Sábado, 7 de Mar de 2026

Oposição a Eduardo não tem sustentação ponderável nos números da administração e parece irromper proporcionalmente ao avanço político do prefeito que tende a liderar naturalmente o retorno do siqueirismo no Estado

07/03/2026 145 visualizações

Há um debate “ordinário” – anterior/posterior – na política metropolitana (com expansão estadual) que não se sustenta, nem às proposições ou problemas que se quer serem aceitos e comprovados.

E que se note: situação irrompida por secretários do prefeito Eduardo Siqueira no início de 2025 quando diante da sequência irreversível da ordem do um e dois, apontaram uma suposta situação antecedente. Piorada. Eduardo refreou a tendência criativa.

Se lá criava-se uma crise artificial, decorridos 12 meses tem-se o domínio de situação invertida: emprega-se, na oposição ao prefeito, o sentido de anterior como melhor e mais estimável.

Não há qualquer indicativo de verdadeiro na premissa que não tomando a parte pelo todo. Há, sim, problemas pontuais mas não diferente de administrações anteriores.

Eduardo tem uma forma diversa de enxergar a cidade, mas a cidade assim o escolheu. E pronto. Se não acreditasse no prefeito, não o teria eleito contra tudo e todos.

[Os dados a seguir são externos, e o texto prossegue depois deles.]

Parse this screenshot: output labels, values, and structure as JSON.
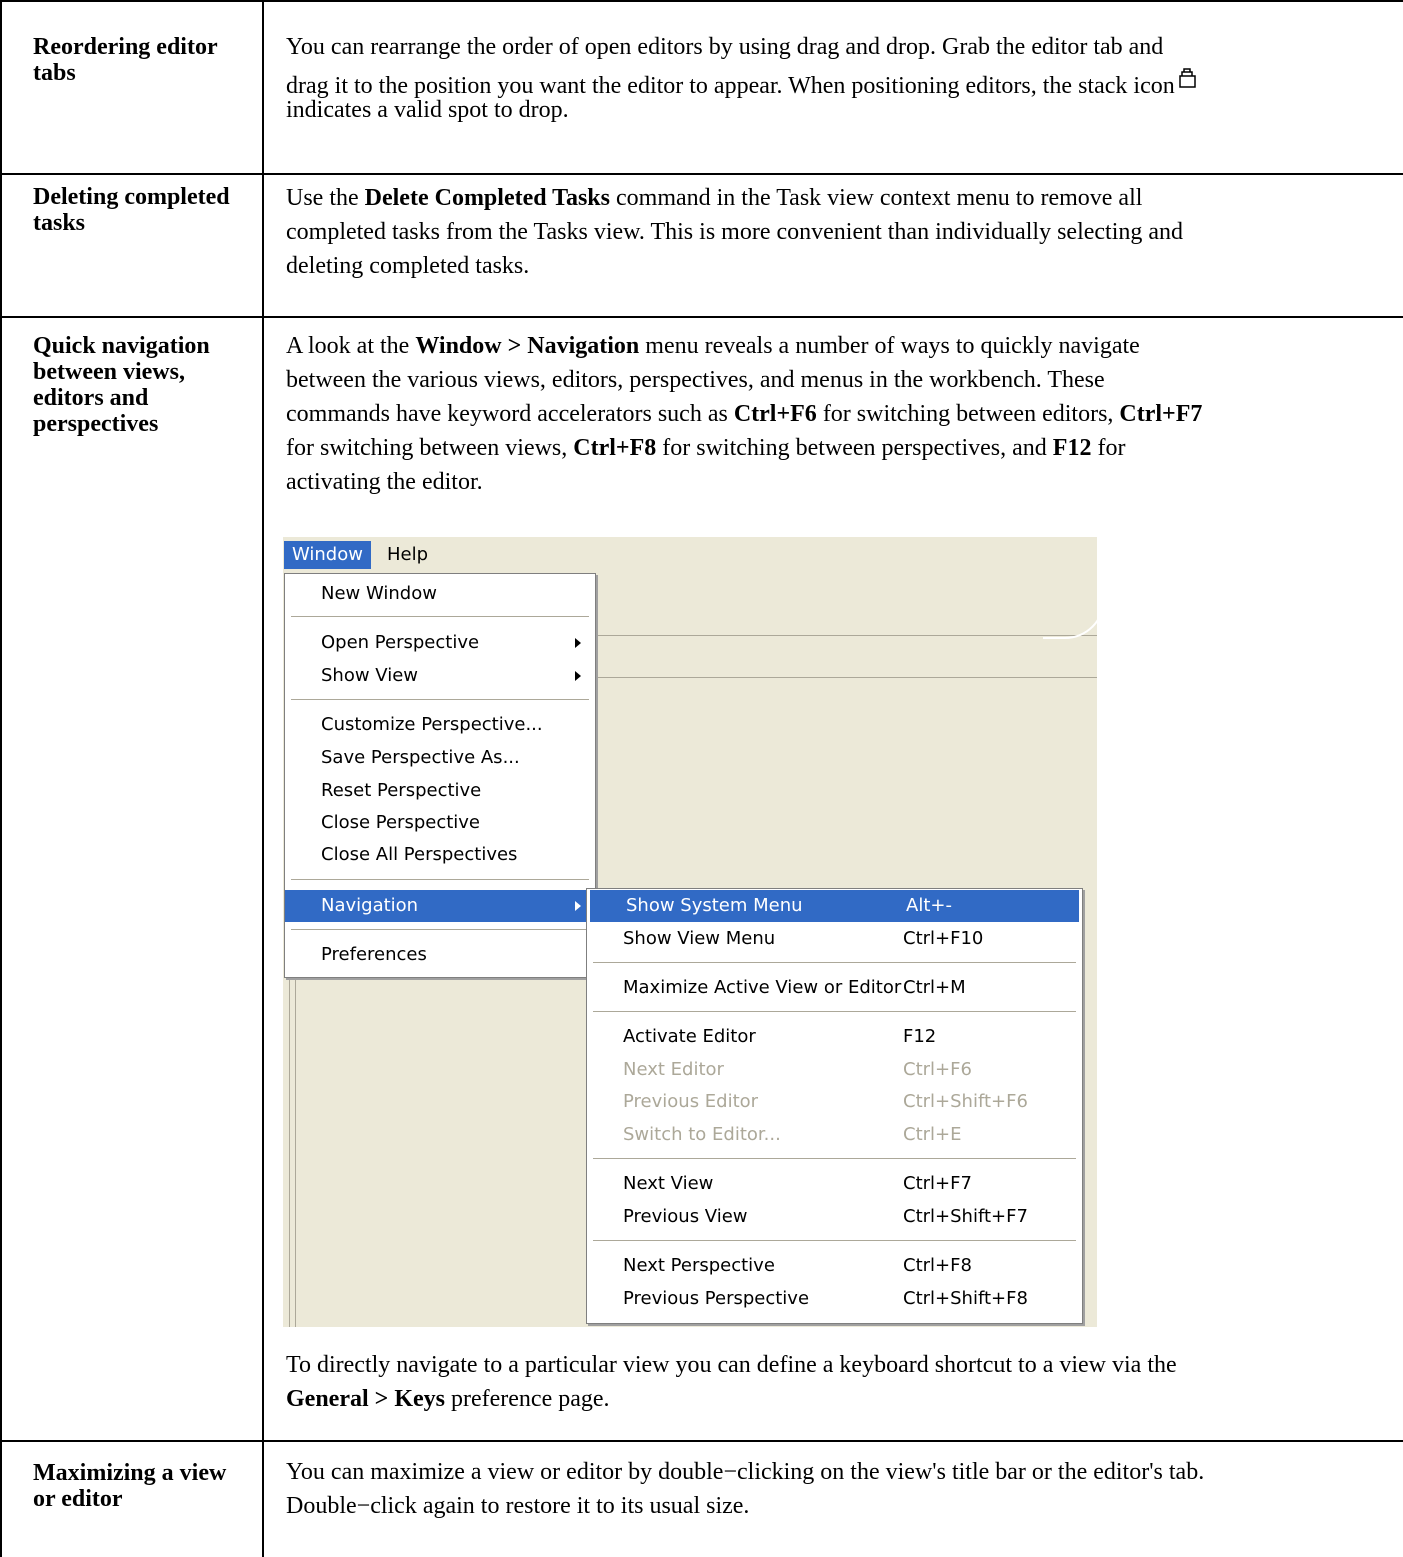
{
  "rows": [
    {
      "term": "Reordering editor tabs",
      "lines": [
        "You can rearrange the order of open editors by using drag and drop. Grab the editor tab and",
        "drag it to the position you want the editor to appear. When positioning editors, the stack icon",
        "indicates a valid spot to drop."
      ],
      "icon": "stack-icon"
    },
    {
      "term": "Deleting completed tasks",
      "line1_pre": "Use the ",
      "line1_bold": "Delete Completed Tasks",
      "line1_post": " command in the Task view context menu to remove all",
      "line2": "completed tasks from the Tasks view. This is more convenient than individually selecting and",
      "line3": "deleting completed tasks."
    },
    {
      "term": "Quick navigation between views, editors and perspectives",
      "l1_pre": "A look at the ",
      "l1_bold": "Window > Navigation",
      "l1_post": " menu reveals a number of ways to quickly navigate",
      "l2": "between the various views, editors, perspectives, and menus in the workbench. These",
      "l3_pre": "commands have keyword accelerators such as ",
      "l3_b1": "Ctrl+F6",
      "l3_mid": " for switching between editors, ",
      "l3_b2": "Ctrl+F7",
      "l4_pre": "for switching between views, ",
      "l4_b1": "Ctrl+F8",
      "l4_mid": " for switching between perspectives, and ",
      "l4_b2": "F12",
      "l4_post": " for",
      "l5": "activating the editor.",
      "after1": "To directly navigate to a particular view you can define a keyboard shortcut to a view via the",
      "after2_bold": "General > Keys",
      "after2_post": " preference page."
    },
    {
      "term": "Maximizing a view or editor",
      "line1": "You can maximize a view or editor by double−clicking on the view's title bar or the editor's tab.",
      "line2": "Double−click again to restore it to its usual size."
    }
  ],
  "screenshot": {
    "menubar": [
      "Window",
      "Help"
    ],
    "window_menu": [
      {
        "label": "New Window"
      },
      {
        "label": "Open Perspective",
        "submenu": true
      },
      {
        "label": "Show View",
        "submenu": true
      },
      {
        "label": "Customize Perspective..."
      },
      {
        "label": "Save Perspective As..."
      },
      {
        "label": "Reset Perspective"
      },
      {
        "label": "Close Perspective"
      },
      {
        "label": "Close All Perspectives"
      },
      {
        "label": "Navigation",
        "submenu": true,
        "highlighted": true
      },
      {
        "label": "Preferences"
      }
    ],
    "navigation_menu": [
      {
        "label": "Show System Menu",
        "shortcut": "Alt+-",
        "highlighted": true
      },
      {
        "label": "Show View Menu",
        "shortcut": "Ctrl+F10"
      },
      {
        "label": "Maximize Active View or Editor",
        "shortcut": "Ctrl+M"
      },
      {
        "label": "Activate Editor",
        "shortcut": "F12"
      },
      {
        "label": "Next Editor",
        "shortcut": "Ctrl+F6",
        "disabled": true
      },
      {
        "label": "Previous Editor",
        "shortcut": "Ctrl+Shift+F6",
        "disabled": true
      },
      {
        "label": "Switch to Editor...",
        "shortcut": "Ctrl+E",
        "disabled": true
      },
      {
        "label": "Next View",
        "shortcut": "Ctrl+F7"
      },
      {
        "label": "Previous View",
        "shortcut": "Ctrl+Shift+F7"
      },
      {
        "label": "Next Perspective",
        "shortcut": "Ctrl+F8"
      },
      {
        "label": "Previous Perspective",
        "shortcut": "Ctrl+Shift+F8"
      }
    ],
    "colors": {
      "highlight": "#316ac5",
      "disabled": "#aca899",
      "background": "#ece9d8"
    }
  }
}
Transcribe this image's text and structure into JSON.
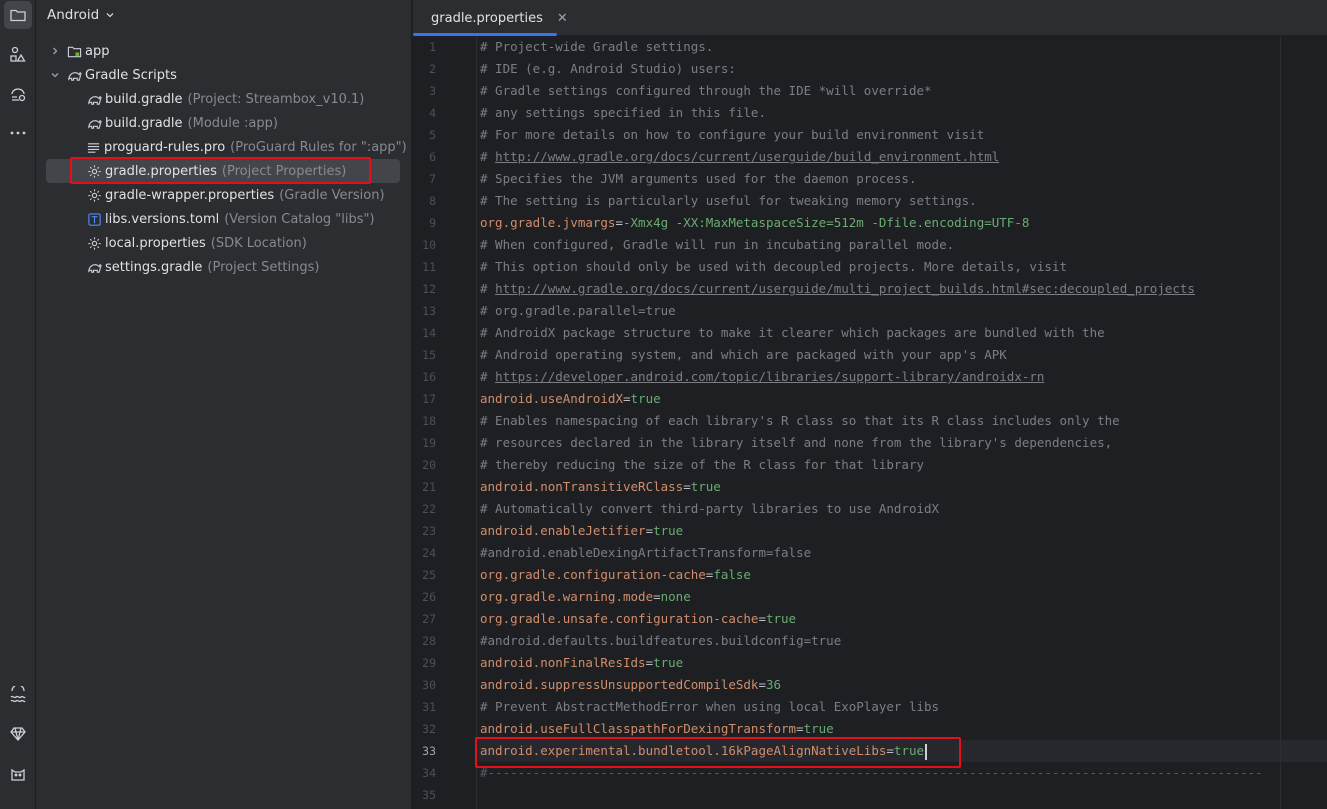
{
  "project_panel": {
    "title": "Android",
    "tree": [
      {
        "name": "app",
        "hint": "",
        "icon": "folder-module-icon",
        "expanded": false
      },
      {
        "name": "Gradle Scripts",
        "hint": "",
        "icon": "gradle-elephant-icon",
        "expanded": true
      },
      {
        "name": "build.gradle",
        "hint": "(Project: Streambox_v10.1)",
        "icon": "gradle-elephant-icon"
      },
      {
        "name": "build.gradle",
        "hint": "(Module :app)",
        "icon": "gradle-elephant-icon"
      },
      {
        "name": "proguard-rules.pro",
        "hint": "(ProGuard Rules for \":app\")",
        "icon": "text-lines-icon"
      },
      {
        "name": "gradle.properties",
        "hint": "(Project Properties)",
        "icon": "gear-icon",
        "selected": true
      },
      {
        "name": "gradle-wrapper.properties",
        "hint": "(Gradle Version)",
        "icon": "gear-icon"
      },
      {
        "name": "libs.versions.toml",
        "hint": "(Version Catalog \"libs\")",
        "icon": "toml-icon"
      },
      {
        "name": "local.properties",
        "hint": "(SDK Location)",
        "icon": "gear-icon"
      },
      {
        "name": "settings.gradle",
        "hint": "(Project Settings)",
        "icon": "gradle-elephant-icon"
      }
    ]
  },
  "editor": {
    "tab_label": "gradle.properties",
    "current_line": 33,
    "lines": [
      {
        "n": "1",
        "type": "comment",
        "text": "# Project-wide Gradle settings."
      },
      {
        "n": "2",
        "type": "comment",
        "text": "# IDE (e.g. Android Studio) users:"
      },
      {
        "n": "3",
        "type": "comment",
        "text": "# Gradle settings configured through the IDE *will override*"
      },
      {
        "n": "4",
        "type": "comment",
        "text": "# any settings specified in this file."
      },
      {
        "n": "5",
        "type": "comment",
        "text": "# For more details on how to configure your build environment visit"
      },
      {
        "n": "6",
        "type": "link",
        "prefix": "# ",
        "text": "http://www.gradle.org/docs/current/userguide/build_environment.html"
      },
      {
        "n": "7",
        "type": "comment",
        "text": "# Specifies the JVM arguments used for the daemon process."
      },
      {
        "n": "8",
        "type": "comment",
        "text": "# The setting is particularly useful for tweaking memory settings."
      },
      {
        "n": "9",
        "type": "prop",
        "key": "org.gradle.jvmargs",
        "value": "-Xmx4g -XX:MaxMetaspaceSize=512m -Dfile.encoding=UTF-8"
      },
      {
        "n": "10",
        "type": "comment",
        "text": "# When configured, Gradle will run in incubating parallel mode."
      },
      {
        "n": "11",
        "type": "comment",
        "text": "# This option should only be used with decoupled projects. More details, visit"
      },
      {
        "n": "12",
        "type": "link",
        "prefix": "# ",
        "text": "http://www.gradle.org/docs/current/userguide/multi_project_builds.html#sec:decoupled_projects"
      },
      {
        "n": "13",
        "type": "comment",
        "text": "# org.gradle.parallel=true"
      },
      {
        "n": "14",
        "type": "comment",
        "text": "# AndroidX package structure to make it clearer which packages are bundled with the"
      },
      {
        "n": "15",
        "type": "comment",
        "text": "# Android operating system, and which are packaged with your app's APK"
      },
      {
        "n": "16",
        "type": "link",
        "prefix": "# ",
        "text": "https://developer.android.com/topic/libraries/support-library/androidx-rn"
      },
      {
        "n": "17",
        "type": "prop",
        "key": "android.useAndroidX",
        "value": "true"
      },
      {
        "n": "18",
        "type": "comment",
        "text": "# Enables namespacing of each library's R class so that its R class includes only the"
      },
      {
        "n": "19",
        "type": "comment",
        "text": "# resources declared in the library itself and none from the library's dependencies,"
      },
      {
        "n": "20",
        "type": "comment",
        "text": "# thereby reducing the size of the R class for that library"
      },
      {
        "n": "21",
        "type": "prop",
        "key": "android.nonTransitiveRClass",
        "value": "true"
      },
      {
        "n": "22",
        "type": "comment",
        "text": "# Automatically convert third-party libraries to use AndroidX"
      },
      {
        "n": "23",
        "type": "prop",
        "key": "android.enableJetifier",
        "value": "true"
      },
      {
        "n": "24",
        "type": "comment",
        "text": "#android.enableDexingArtifactTransform=false"
      },
      {
        "n": "25",
        "type": "prop",
        "key": "org.gradle.configuration-cache",
        "value": "false"
      },
      {
        "n": "26",
        "type": "prop",
        "key": "org.gradle.warning.mode",
        "value": "none"
      },
      {
        "n": "27",
        "type": "prop",
        "key": "org.gradle.unsafe.configuration-cache",
        "value": "true"
      },
      {
        "n": "28",
        "type": "comment",
        "text": "#android.defaults.buildfeatures.buildconfig=true"
      },
      {
        "n": "29",
        "type": "prop",
        "key": "android.nonFinalResIds",
        "value": "true"
      },
      {
        "n": "30",
        "type": "prop",
        "key": "android.suppressUnsupportedCompileSdk",
        "value": "36"
      },
      {
        "n": "31",
        "type": "comment",
        "text": "# Prevent AbstractMethodError when using local ExoPlayer libs"
      },
      {
        "n": "32",
        "type": "prop",
        "key": "android.useFullClasspathForDexingTransform",
        "value": "true"
      },
      {
        "n": "33",
        "type": "prop",
        "key": "android.experimental.bundletool.16kPageAlignNativeLibs",
        "value": "true",
        "caret": true
      },
      {
        "n": "34",
        "type": "dash",
        "text": "#-------------------------------------------------------------------------------------------------------"
      },
      {
        "n": "35",
        "type": "empty",
        "text": ""
      }
    ]
  }
}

E Eduardo foi o primeiro prefeito eleito pela Capital lá em 1.992. O pai criou a cidade. A mãe é nome de quatro bairros.

Implantou a infraestrutura básica da cidade sem energia e asfalto.

Fez o Theatro, o ginásio, o kartódromo, as feiras, as primeiras escolas, a drenagem pluvial, os canos de água nas ruas,  os postes com energia, o bosque, enfim, trazia shows, a cidade era alegre.

E em grande parte, com apenas um terço do FPM. É história antecedente. O um antes do dois.

Há, portanto, conexões também afetivas. E um projeto político também delas dependente.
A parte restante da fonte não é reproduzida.